Graham is a pragmatist. His TED talk Why I’m a Weekday Vegetarian, demonstrates an integral way of leading the culture forward through a change that needs to happen. Everyone on the planet can’t eat meat three times a day, but “people don’t want to have their last hamburger.”
He advocates important incremental changes using education and the power of good design.
Graham had just arrived to his rustic cabin in Maui when Jeff reached him last winter to talk about the view from the front lines.
“America has super sized itself over the last sixty years,” he says. “We have about three times the space per person of any other Western country, and it gives us giant environmental footprints. We’re routinely living beyond our means and racking up tons of debt.
“We have a twenty-two billion dollar personal storage industry just to keep all the stuff we collect. It would all make some sense if we were happier, but we’re not.” There is a name for this uniquely modern affliction: affluenza, and Graham knows it well.

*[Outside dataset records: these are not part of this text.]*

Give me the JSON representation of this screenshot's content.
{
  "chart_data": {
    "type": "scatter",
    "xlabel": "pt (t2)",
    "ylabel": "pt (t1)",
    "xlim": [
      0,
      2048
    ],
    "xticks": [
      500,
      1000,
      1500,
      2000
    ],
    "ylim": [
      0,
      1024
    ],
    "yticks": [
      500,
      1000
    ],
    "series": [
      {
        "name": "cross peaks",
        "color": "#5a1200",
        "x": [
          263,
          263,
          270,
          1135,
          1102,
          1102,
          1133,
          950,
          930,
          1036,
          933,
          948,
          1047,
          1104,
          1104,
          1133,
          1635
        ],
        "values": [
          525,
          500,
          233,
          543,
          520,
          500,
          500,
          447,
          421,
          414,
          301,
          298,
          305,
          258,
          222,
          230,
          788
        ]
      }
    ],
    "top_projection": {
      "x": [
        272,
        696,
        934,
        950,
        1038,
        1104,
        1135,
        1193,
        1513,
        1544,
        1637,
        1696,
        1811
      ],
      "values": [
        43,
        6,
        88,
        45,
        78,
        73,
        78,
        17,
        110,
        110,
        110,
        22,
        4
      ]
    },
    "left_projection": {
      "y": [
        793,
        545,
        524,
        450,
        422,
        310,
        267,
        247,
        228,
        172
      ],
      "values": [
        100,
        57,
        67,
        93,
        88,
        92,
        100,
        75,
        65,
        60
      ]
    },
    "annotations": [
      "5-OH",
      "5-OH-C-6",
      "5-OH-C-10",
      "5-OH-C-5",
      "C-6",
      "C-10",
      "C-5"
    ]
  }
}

When he wrote an op-ed in the NYTimes called Living With Less, A Lot Less, critics pointed out that downsizing advice from a millionaire was hardly compelling when much of the world was still trying to scrape up enough calories to feed their families. But from an integral perspective, where we see all the altitudes of development online in the world at any given time, of course we’re privileged to be solving the problems of modernity, that’s what you do in postmodernity.
Graham points out that in the modern age we have become so efficient at making things that hoarding doesn’t make sense anymore, though it may have at one time.
“The modern mindset is a growth mindset,” Jeff reminds us, “whereas the orienting economic principle of postmodernity is sustainability.”
LifeEdited is helping with that shift by building housing for singles and families that are only two-hundred to one thousand square feet, respectively, and making these units function like much larger spaces.
Communal resources will include spare bedrooms that are bookable online (because you don’t always need that guest room, do you?), a “product library” for things that you may need occasionally but don’t make sense to own, communal space like professional kitchens, roof decks, fitness areas and a great room for parties and gatherings. Who needs to heat and cool a giant room in their home that gets used a few times a year?
“Most design is for things that happen very rarely,” Graham explains, “like a four wheel drive truck, for instance. We’re redesigning the experience of living for what it’s like ninety percent of the time. Then you can share the things that everyone only needs once in a while.”
LifeEdited are creating examples of smart communities for the future, focused in dense areas. Half of us live in cities now and that number is going up. The future is in cities, and that’s where the big changes need to happen.
In this lifestyle, where your home becomes your office and the city becomes your living room, it’s an antidote to the separation and alienation of modernity in which the pendulum has swung far in favor of autonomy. Graham wonders if underneath our modern suburban lifestyles is a fear of intimacy.
The modern critique: how does the economy work when we are consuming so much less? “We’re smart enough to figure that out in the time it’s going to take for these changes to take effect,” Graham says.